ALEPPO: Syria's 22-month war, despite its dehumanising effects, is teaching ordinary people to pull together and come up with innovative ways to survive without electricity or their daily bread.
“Buying bread or stepping out to collect water can be deadly,” said Abu Hisham, a young resident of Aleppo, the strife-torn country's main northern city and one-time economic capital.
“People used to panic (last summer) when warplanes started to bomb Aleppo, but now they're so used to it that almost nobody reacts,” he told AFP via Skype.
A student in Damascus before the conflict against President Bashar al-Assad's regime erupted in March 2011, Abu Hisham fled to his hometown when he found out he was wanted by the intelligence services.
Abu Hisham became a citizen journalist, filming and uploading on the Internet from the city which has been devastated by six months of guerrilla warfare between rebel fighters and government forces.
“Before, during power cuts, everything would come to a halt. Now we celebrate if we have electricity even for just two hours,” he said, as residents come up with new ways to cope.
“The winter's cold and there's no fuel. Families are having to chop up their furniture for firewood,” Abu Hisham said.
The family of Umm Alaa, who is raising seven children in Aleppo, is among those suffering the most.
“Before, I could buy large quantities of food to last us for months, but now with no electricity, our fridge is of no use,” she said.
Umm Rami's life is also hard, having had to survive with no electricity for the past six weeks.
“I can't use the iron or the fridge and I can't use the television to see what's happening,” said the 50-year-old mother.
Solidarity is key to survival
In Daraya, a suburb of Damascus, Abu Kinan said solidarity was the key to survival for those left behind in a district which used to be home to 200,000 before the conflict broke out.
Abu Kinan's only dream used to be to find love and get married. But the war crushed such hopes.
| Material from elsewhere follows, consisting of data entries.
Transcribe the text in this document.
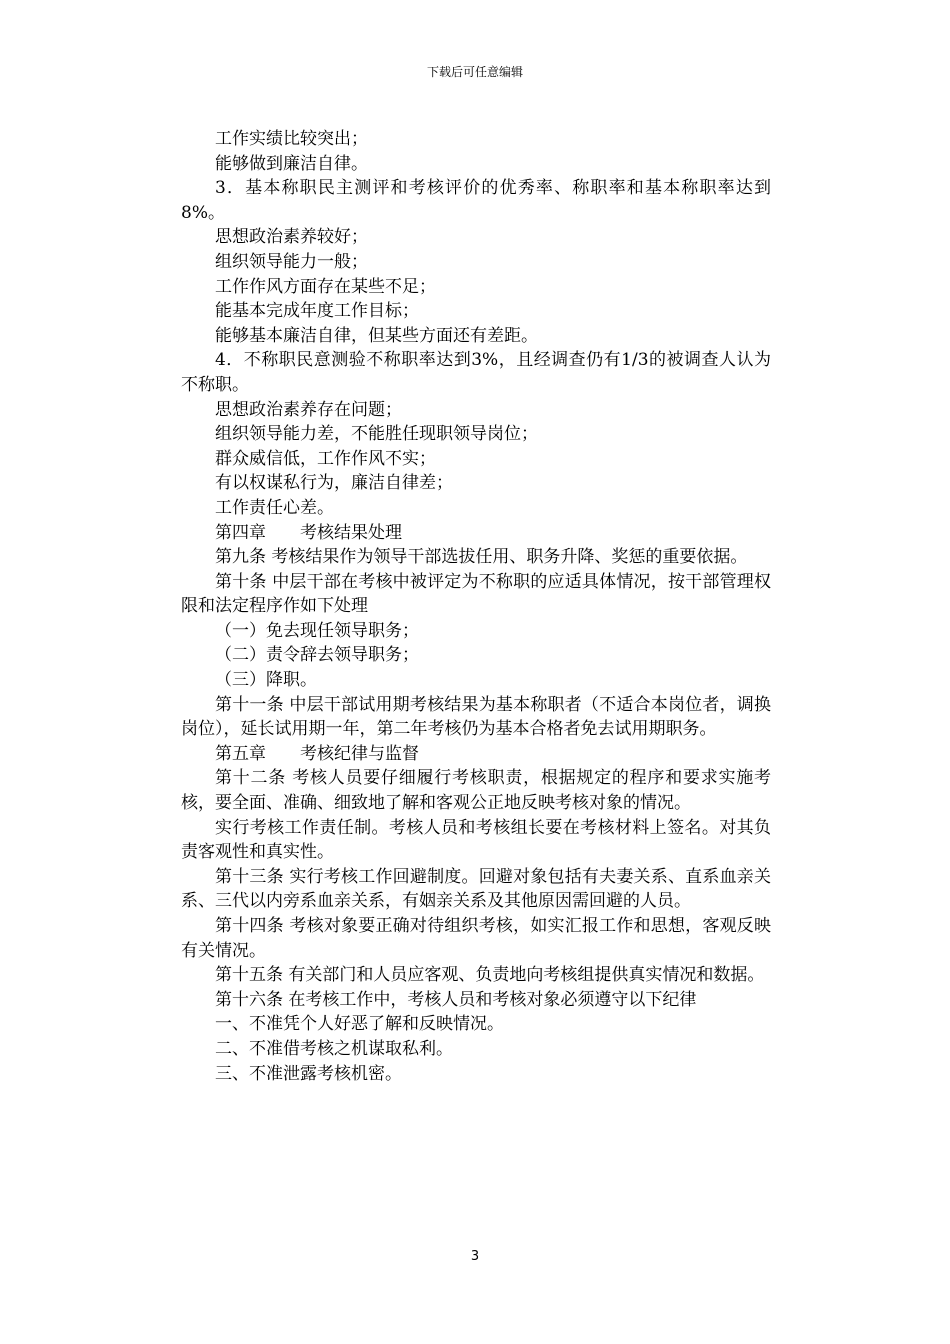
下载后可任意编辑

工作实绩比较突出；

能够做到廉洁自律。

3．基本称职民主测评和考核评价的优秀率、称职率和基本称职率达到8%。

思想政治素养较好；

组织领导能力一般；

工作作风方面存在某些不足；

能基本完成年度工作目标；

能够基本廉洁自律，但某些方面还有差距。

4．不称职民意测验不称职率达到3%，且经调查仍有1/3的被调查人认为不称职。

思想政治素养存在问题；

组织领导能力差，不能胜任现职领导岗位；

群众威信低，工作作风不实；

有以权谋私行为，廉洁自律差；

工作责任心差。

第四章　　考核结果处理

第九条 考核结果作为领导干部选拔任用、职务升降、奖惩的重要依据。

第十条 中层干部在考核中被评定为不称职的应适具体情况，按干部管理权限和法定程序作如下处理

（一）免去现任领导职务；

（二）责令辞去领导职务；

（三）降职。

第十一条 中层干部试用期考核结果为基本称职者（不适合本岗位者，调换岗位），延长试用期一年，第二年考核仍为基本合格者免去试用期职务。

第五章　　考核纪律与监督

第十二条 考核人员要仔细履行考核职责，根据规定的程序和要求实施考核，要全面、准确、细致地了解和客观公正地反映考核对象的情况。

实行考核工作责任制。考核人员和考核组长要在考核材料上签名。对其负责客观性和真实性。

第十三条 实行考核工作回避制度。回避对象包括有夫妻关系、直系血亲关系、三代以内旁系血亲关系，有姻亲关系及其他原因需回避的人员。

第十四条 考核对象要正确对待组织考核，如实汇报工作和思想，客观反映有关情况。

第十五条 有关部门和人员应客观、负责地向考核组提供真实情况和数据。

第十六条 在考核工作中，考核人员和考核对象必须遵守以下纪律

一、不准凭个人好恶了解和反映情况。

二、不准借考核之机谋取私利。

三、不准泄露考核机密。

3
“I only sleep when I'm really exhausted, and sometimes the explosions wake me up. I don't feel like a human being any more,” he said, also via the Internet.
Everyday survival has become a team effort, such as taking turns to do the communal laundry.
“This crisis has taught us young people to do things for ourselves,” he said.
One friend has become an expert cook in Daraya, coming up with hearty dishes from the scant resources available, mainly dry, canned food in the absence of fresh meat.
Abu Kinan said people “joke all the time” about the harsh realities of a war which the United Nations says has killed more than 60,000 people.
“It's a way to cope” with everyday life, he said. “But one day, when we have time in take in all that we've seen and had to endure, we will cry rivers of tears.”
Several members of his family joined the hundreds of thousands who have fled Syria to escape the daily bloodshed, although his father has also opted to stay put in Daraya.
When he can't provide for his father, the neighbours chip in. “It's an extraordinary feeling, violence has brought people together,” he said.
The hardships are even worse in the central city of Homs where more than six months of siege by the regime have turned entire neighbourhoods into open prisons for hundreds of people, including women and children.
“There are daily fights even for cigarettes,” said Abu Bilal, a rebel fighter in its flashpoint Old City. “Normally the fights stop when a commander arrives and distributes cigarettes. But we're under siege, so of course people are tense.”
Despite the inhuman conditions, Abu Bilal can enjoy at least a semblance of normal life from time to time.
“I have friends here and we have had some good times. A few weeks ago, we managed to get our hands on a hookah (water pipe). We had a long evening together and shared a good laugh.”